I have been reading about this everywhere lately. Parents complaining about children whinging over insignificant things. Mothers bonding over their kids crying over petty issues.
And I get it. I do. I get frustrated with my toddler screaming because she can’t fit a dress that she wants to wear so badly. I get overwhelmed when my son won’t stop crying after something seemingly small happened with one of his friends. I know how hard it can feel when such strong emotions are conveyed from something that doesn’t feel important to you.
But I take a deep breath and remind myself: It matters to THEM.
This is where I differ from some people. Because I won’t tell my child to calm down or that “it’s OK”. That seemingly insignificant problem is real to them. It is their truth and it is important to them in that moment. Belittling it or telling them “it’s just ___” isn’t helpful to them in their current reality.
Imagine the scenario from your child’s perspective. This is significant to them. This is affecting them and they are hurting. They are looking to you for guidance and love. Would you like to be met with indifference or frustration when you’re struggling?

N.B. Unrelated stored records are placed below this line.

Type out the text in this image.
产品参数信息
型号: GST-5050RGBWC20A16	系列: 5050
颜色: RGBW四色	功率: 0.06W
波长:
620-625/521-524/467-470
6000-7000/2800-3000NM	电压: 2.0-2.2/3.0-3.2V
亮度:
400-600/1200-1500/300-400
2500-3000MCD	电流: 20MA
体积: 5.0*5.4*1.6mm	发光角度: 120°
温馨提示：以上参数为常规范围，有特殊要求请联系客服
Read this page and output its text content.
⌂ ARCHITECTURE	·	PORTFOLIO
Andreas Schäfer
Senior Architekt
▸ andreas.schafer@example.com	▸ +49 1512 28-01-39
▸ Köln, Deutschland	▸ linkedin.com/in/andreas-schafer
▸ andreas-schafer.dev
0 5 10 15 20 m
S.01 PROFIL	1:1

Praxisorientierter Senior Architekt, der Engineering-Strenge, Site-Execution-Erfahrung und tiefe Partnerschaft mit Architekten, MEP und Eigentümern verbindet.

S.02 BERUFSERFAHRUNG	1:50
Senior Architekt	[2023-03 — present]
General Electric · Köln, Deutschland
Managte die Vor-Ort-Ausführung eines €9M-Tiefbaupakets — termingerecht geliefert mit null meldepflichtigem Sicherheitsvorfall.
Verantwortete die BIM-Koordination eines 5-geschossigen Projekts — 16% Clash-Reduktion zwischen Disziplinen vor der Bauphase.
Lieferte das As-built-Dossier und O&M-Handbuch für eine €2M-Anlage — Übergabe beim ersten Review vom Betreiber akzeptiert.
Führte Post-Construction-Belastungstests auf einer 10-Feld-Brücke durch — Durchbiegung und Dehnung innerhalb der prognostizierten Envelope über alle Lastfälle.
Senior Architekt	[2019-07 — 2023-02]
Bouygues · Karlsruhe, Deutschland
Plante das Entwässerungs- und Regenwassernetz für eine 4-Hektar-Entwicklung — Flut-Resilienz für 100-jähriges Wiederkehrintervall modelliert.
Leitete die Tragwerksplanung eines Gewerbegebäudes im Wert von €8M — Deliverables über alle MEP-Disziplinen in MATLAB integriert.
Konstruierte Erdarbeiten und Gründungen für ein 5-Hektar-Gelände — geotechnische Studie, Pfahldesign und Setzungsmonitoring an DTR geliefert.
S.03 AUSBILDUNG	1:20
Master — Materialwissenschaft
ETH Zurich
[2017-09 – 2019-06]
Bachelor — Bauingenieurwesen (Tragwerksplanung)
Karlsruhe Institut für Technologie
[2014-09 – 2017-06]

Of course not. I think as adults many of us are used to our strong emotions being played off or belittled because of our upbringing. How often do you hear your friends say things like “I know it’s silly” when really it’s not. You know that it is meaningful to them and hurting them but they preface their pain or sadness with a disclaimer because they’re used to being told to “calm down” or “don’t be silly now” when they were younger.
Strong emotions are uncomfortable. No parent is loving it while their child is breaking down because they don’t want to leave their friends place or they wanted to have the certain coloured cup.
But watch that almost magical transformation when you validate your child’s feelings. Watch some of that bigness dissipate when you say “I know you didn’t want that to happen. I’m sorry that happened to you”.
I love that most of my Mummy friends are similar to me in this respect. When Cameron is struggling with something, he is met with compassion and empathy. He’s not asked (indirectly or otherwise) to mute his emotions for the comfort of others.
I value my kids being able to express these emotions because they will gradually evolve into bigger and bigger issues. And I always want them to know that how they feel matters and that they can express it.
This is why this is significant. They’re not going to come to you with bigger problems in the future if you don’t listen to them now.
It matters to them. So show them that that matters to you.